New Bankruptcy Opinion: IN RE HOWELL MOUNTAIN PARTNERS, LP – Bankr. Court, ND California, 2016


No. 15-10524.

United States Bankruptcy Court, N. D. California.

March 16, 2016.

Memorandum on Motion to Assume Lease

ALAN JAROSLOVSKY, Bankruptcy Judge.

Chapter 11 debtor in possession Howell Mountain Partners, L.P., (“HMP”) is in the business of growing grapes and making wine. Its principal asset is a 33-year lease of 17.54 acres of agricultural land from lessors Leanne and Lawrence Patterson. The lease was entered into in 2000 and runs to 2033. The original lease called for minimum annual rent per acre or, alternatively, rent calculated by the amount of grapes grown on the property. The lease also called for a few cases of wine to be given to the Pattersons in certain years.

For the first three years of the lease, there was to be no inflation adjustment to the minimum rent. Starting in 2003, the rent was to be adjusted according to the Consumer Price Index. This is the most important factor in what is becoming a complex dispute.
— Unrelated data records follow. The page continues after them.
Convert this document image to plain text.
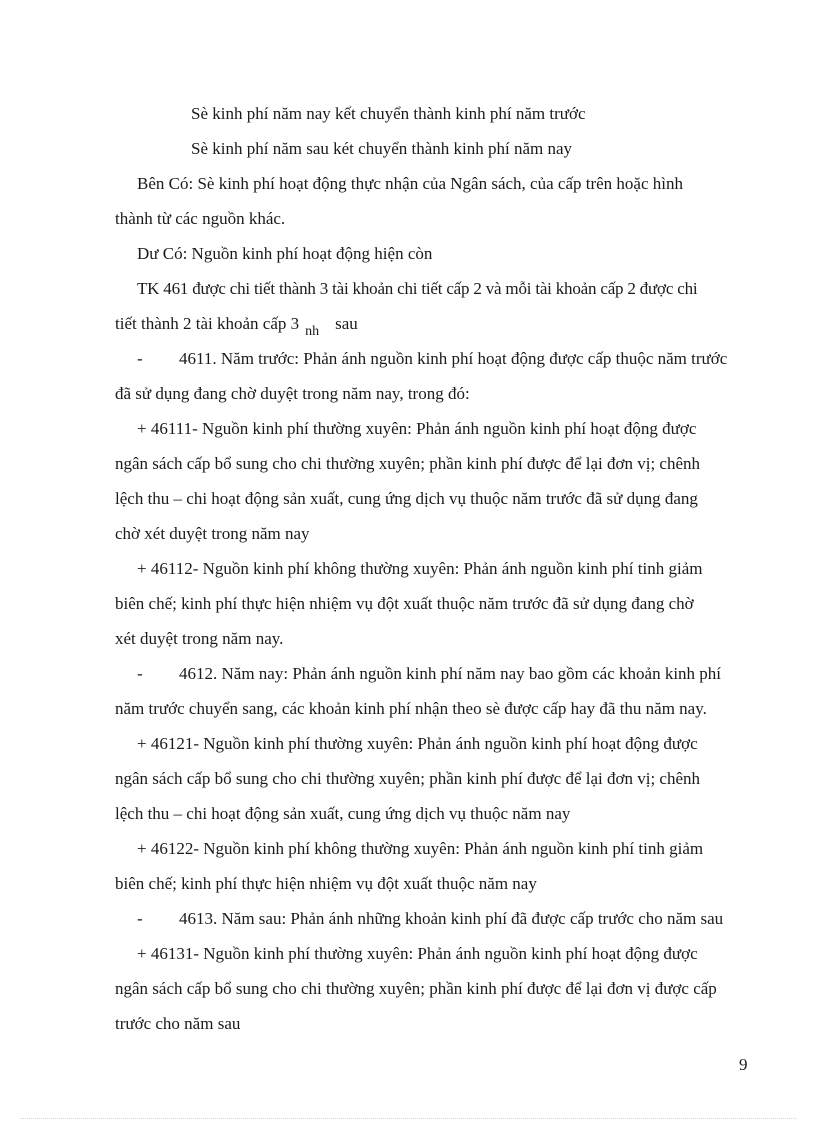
Sè kinh phí năm nay kết chuyển thành kinh phí năm trước
Sè kinh phí năm sau két chuyển thành kinh phí năm nay
Bên Có: Sè kinh phí hoạt động thực nhận của Ngân sách, của cấp trên hoặc hình
thành từ các nguồn khác.
Dư Có: Nguồn kinh phí hoạt động hiện còn
TK 461 được chi tiết thành 3 tài khoản chi tiết cấp 2 và mỗi tài khoản cấp 2 được chi
tiết thành 2 tài khoản cấp 3 $_{nh}$ sau
- 4611. Năm trước: Phản ánh nguồn kinh phí hoạt động được cấp thuộc năm trước
đã sử dụng đang chờ duyệt trong năm nay, trong đó:
+ 46111- Nguồn kinh phí thường xuyên: Phản ánh nguồn kinh phí hoạt động được
ngân sách cấp bổ sung cho chi thường xuyên; phần kinh phí được để lại đơn vị; chênh
lệch thu – chi hoạt động sản xuất, cung ứng dịch vụ thuộc năm trước đã sử dụng đang
chờ xét duyệt trong năm nay
+ 46112- Nguồn kinh phí không thường xuyên: Phản ánh nguồn kinh phí tinh giảm
biên chế; kinh phí thực hiện nhiệm vụ đột xuất thuộc năm trước đã sử dụng đang chờ
xét duyệt trong năm nay.
- 4612. Năm nay: Phản ánh nguồn kinh phí năm nay bao gồm các khoản kinh phí
năm trước chuyển sang, các khoản kinh phí nhận theo sè được cấp hay đã thu năm nay.
+ 46121- Nguồn kinh phí thường xuyên: Phản ánh nguồn kinh phí hoạt động được
ngân sách cấp bổ sung cho chi thường xuyên; phần kinh phí được để lại đơn vị; chênh
lệch thu – chi hoạt động sản xuất, cung ứng dịch vụ thuộc năm nay
+ 46122- Nguồn kinh phí không thường xuyên: Phản ánh nguồn kinh phí tinh giảm
biên chế; kinh phí thực hiện nhiệm vụ đột xuất thuộc năm nay
- 4613. Năm sau: Phản ánh những khoản kinh phí đã được cấp trước cho năm sau
+ 46131- Nguồn kinh phí thường xuyên: Phản ánh nguồn kinh phí hoạt động được
ngân sách cấp bổ sung cho chi thường xuyên; phần kinh phí được để lại đơn vị được cấp
trước cho năm sau
9
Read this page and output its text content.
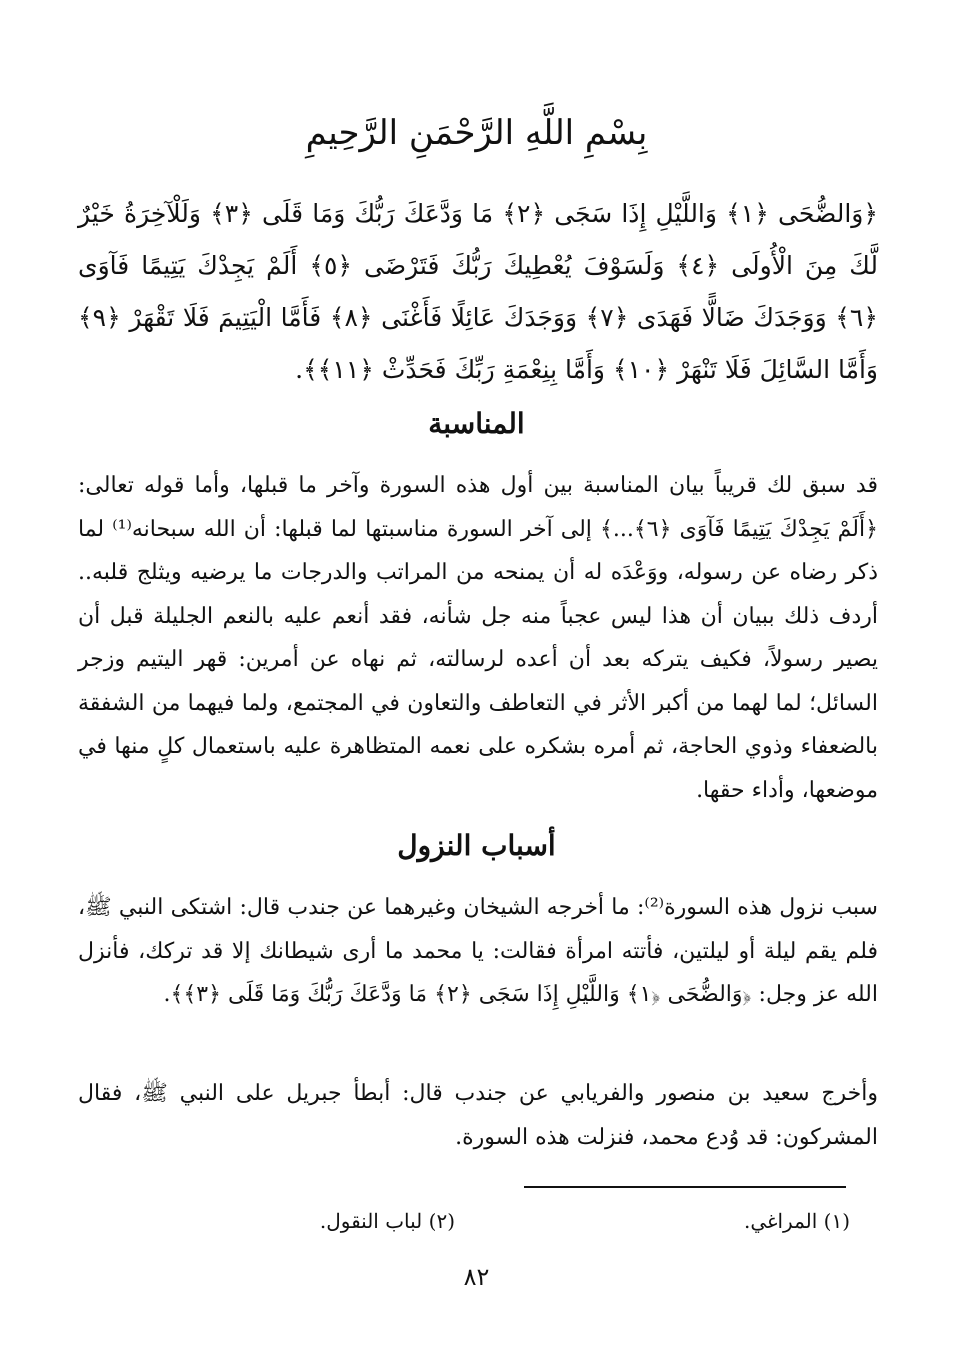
بِسْمِ اللَّهِ الرَّحْمَنِ الرَّحِيمِ
﴿وَالضُّحَى ﴿١﴾ وَاللَّيْلِ إِذَا سَجَى ﴿٢﴾ مَا وَدَّعَكَ رَبُّكَ وَمَا قَلَى ﴿٣﴾ وَلَلْآخِرَةُ خَيْرٌ لَّكَ مِنَ الْأُولَى ﴿٤﴾ وَلَسَوْفَ يُعْطِيكَ رَبُّكَ فَتَرْضَى ﴿٥﴾ أَلَمْ يَجِدْكَ يَتِيمًا فَآوَى ﴿٦﴾ وَوَجَدَكَ ضَالًّا فَهَدَى ﴿٧﴾ وَوَجَدَكَ عَائِلًا فَأَغْنَى ﴿٨﴾ فَأَمَّا الْيَتِيمَ فَلَا تَقْهَرْ ﴿٩﴾ وَأَمَّا السَّائِلَ فَلَا تَنْهَرْ ﴿١٠﴾ وَأَمَّا بِنِعْمَةِ رَبِّكَ فَحَدِّثْ ﴿١١﴾﴾.
المناسبة
قد سبق لك قريباً بيان المناسبة بين أول هذه السورة وآخر ما قبلها، وأما قوله تعالى: ﴿أَلَمْ يَجِدْكَ يَتِيمًا فَآوَى ﴿٦﴾...﴾ إلى آخر السورة مناسبتها لما قبلها: أن الله سبحانه⁽¹⁾ لما ذكر رضاه عن رسوله، ووَعْدَه له أن يمنحه من المراتب والدرجات ما يرضيه ويثلج قلبه.. أردف ذلك ببيان أن هذا ليس عجباً منه جل شأنه، فقد أنعم عليه بالنعم الجليلة قبل أن يصير رسولاً، فكيف يتركه بعد أن أعده لرسالته، ثم نهاه عن أمرين: قهر اليتيم وزجر السائل؛ لما لهما من أكبر الأثر في التعاطف والتعاون في المجتمع، ولما فيهما من الشفقة بالضعفاء وذوي الحاجة، ثم أمره بشكره على نعمه المتظاهرة عليه باستعمال كلٍ منها في موضعها، وأداء حقها.
أسباب النزول
سبب نزول هذه السورة⁽²⁾: ما أخرجه الشيخان وغيرهما عن جندب قال: اشتكى النبي ﷺ، فلم يقم ليلة أو ليلتين، فأتته امرأة فقالت: يا محمد ما أرى شيطانك إلا قد تركك، فأنزل الله عز وجل: ﴿وَالضُّحَى ﴿١﴾ وَاللَّيْلِ إِذَا سَجَى ﴿٢﴾ مَا وَدَّعَكَ رَبُّكَ وَمَا قَلَى ﴿٣﴾﴾.
وأخرج سعيد بن منصور والفريابي عن جندب قال: أبطأ جبريل على النبي ﷺ، فقال المشركون: قد وُدع محمد، فنزلت هذه السورة.
(١) المراغي.
(٢) لباب النقول.
٨٢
For nine of the first ten years of the lease, only the minimum rent was due. By 2011, production was increasing to the point that HMP felt that the calculated (“percentage”) rent formula would be unworkable; at some point, it would make more sense for HMP to leave the grapes to rot rather than harvest them. The parties then agreed to an amendment which scrapped the original formula for calculating rent based on grape production and replaced it with one which would give HMP incentive to increase production. The addendum recited: “the current Minimum Annual Rent (as of the Effective Date of this Amendment to Vineyard Lease) is $52,669.08.” [1]

Unknown to both sides, the number $52,669.08 was not correct. A CPA hired to do the CPI calculation had done it incorrectly. The proper current minimum rent was far lower. Until the mistake was discovered, HMP overpaid paid the Pattersons $67,636.34. There is no dispute as to this fact.

HMP has moved the court to assume the Patterson lease, which is a very valuable asset of the bankruptcy estate. Pursuant to § 365(d)(1) of the Bankruptcy Code, a debtor seeking to assume a lease must cure any default. The Pattersons have filed a claim alleging that they are entitled to $65,667.61. Applying the overpayment to the claim, HMP is not in default and the lease should be assumed.

The Pattersons disagree. Even though they admit that HMP overpaid, they argue that the recitation in the 2011 addendum that the current minimum rent was $52,669.08 was something they bargained for and that they would not have entered into the addendum but for this specific amount. Their argument was considerably undercut by Leanne Patterson’s poor performance on the witness stand. Even though she is a lawyer, she seriously misinterpreted the terms of the lease and tried to convince the court that the terms of the addendum resulted in a reduction of rent in the amount of $96,470.00 when in fact the reduction was a much more modest $21,602.21.

If this dispute came before the court in the context of an adversary proceeding or an objection to the Pattersons’ claim, the court might well find, based on the evidence presented, that the $52,669.09 figure in the addendum was intended by both sides to be nothing more than a recitation of fact based on mutual mistake as to how the number was calculated. The court might then very well reform the addendum to reflect the correct number. However, the dispute comes before the court on a motion to assume the contract. Such motions are summary in nature; they are not the proper way to litigate disputes over the interpretation of a contract. In re G.I. Industries, Inc., 204 F.3d 1276, 1282 (9th Cir. 2000) ; In re Orion Pictures Corp., 4 F.3d 1095, 1098-99 (2nd Cir. 1993) . Where the nondebtor party to a contract or lease has filed a proof of claim, the bankruptcy court has full authority to decide all issues raised by the claim, but it must be done in the context of an objection to it, not a motion to assume or reject it. In re G.I. Industries, Inc., at 1279 .

In this case, the Pattersons have filed a proof of claim. Until an objection to it is filed, they are deemed to have an allowed claim for unpaid rent in the amount of $65,667.61 pursuant to § 502(1)(a) of the Code. While the court can (and does) find that assumption of the lease is in the best interests of the bankruptcy estate, it cannot allow final assumption until an objection to the Patterson claim has been sustained or the claim has been satisfied. [2]

Counsel for HMP shall submit a form of order approved as to form by counsel for the Pattersons. It shall recite that assumption of the Patterson lease is in the best interest of the bankruptcy estate and that HMP’s motion will be granted upon disallowance or satisfaction of the Patterson claim.

[1] A further writing acknowledging the lease in 2014 appears to be a red herring. It was signed at the request of the Pattersons, who needed it for financing purposes, and was not intended to alter any contractual rights.

[2] If HMP seeks reformation or other equitable relief, it may choose to file an adversary proceeding against the Pattersons; their claim may be adjudicated in such an adversary proceeding pursuant to Rule 3007(b) of the Federal Rules of Bankruptcy Procedure.